1from nemo_curator.pipeline import Pipeline
2from nemo_curator.stages.text.modules import ScoreFilter
3from nemo_curator.stages.text.filters import NumberOfLinesOfCodeFilter, XMLHeaderFilter, GeneralCommentToCodeFilter
4
5# Create pipeline to filter non-functional code snippets
6pipeline = Pipeline(name="code_cleaning")
7
8# Remove extremely short files
9pipeline.add_stage(ScoreFilter(
10 filter_obj=NumberOfLinesOfCodeFilter(min_lines=3),
11 text_field="content"
12))
13
14# Remove files with XML preamble (misidentified as code)

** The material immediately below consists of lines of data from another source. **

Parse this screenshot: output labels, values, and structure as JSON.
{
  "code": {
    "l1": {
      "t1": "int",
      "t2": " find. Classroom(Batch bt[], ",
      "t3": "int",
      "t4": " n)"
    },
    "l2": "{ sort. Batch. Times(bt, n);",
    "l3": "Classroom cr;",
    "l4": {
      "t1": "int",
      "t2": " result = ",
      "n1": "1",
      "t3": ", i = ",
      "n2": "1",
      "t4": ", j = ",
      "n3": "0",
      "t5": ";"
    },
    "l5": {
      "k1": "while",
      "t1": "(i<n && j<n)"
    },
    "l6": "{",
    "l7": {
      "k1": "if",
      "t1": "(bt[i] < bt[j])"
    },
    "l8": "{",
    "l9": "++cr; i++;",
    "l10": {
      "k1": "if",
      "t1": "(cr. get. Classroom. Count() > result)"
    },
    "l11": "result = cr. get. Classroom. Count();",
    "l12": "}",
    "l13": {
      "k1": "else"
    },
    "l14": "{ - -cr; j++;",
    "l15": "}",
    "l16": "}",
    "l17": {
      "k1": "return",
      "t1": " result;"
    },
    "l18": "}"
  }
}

15pipeline.add_stage(ScoreFilter(
16 filter_obj=XMLHeaderFilter(),
17 text_field="content"
18))
19
20# Ensure reasonable comment-to-code ratio
21pipeline.add_stage(ScoreFilter(
22 filter_obj=GeneralCommentToCodeFilter(language="text/x-c++"),
23 text_field="content"
24))

By applying these specialized code filters, you can improve the quality of code in your training datasets, leading to better model performance for code-related tasks.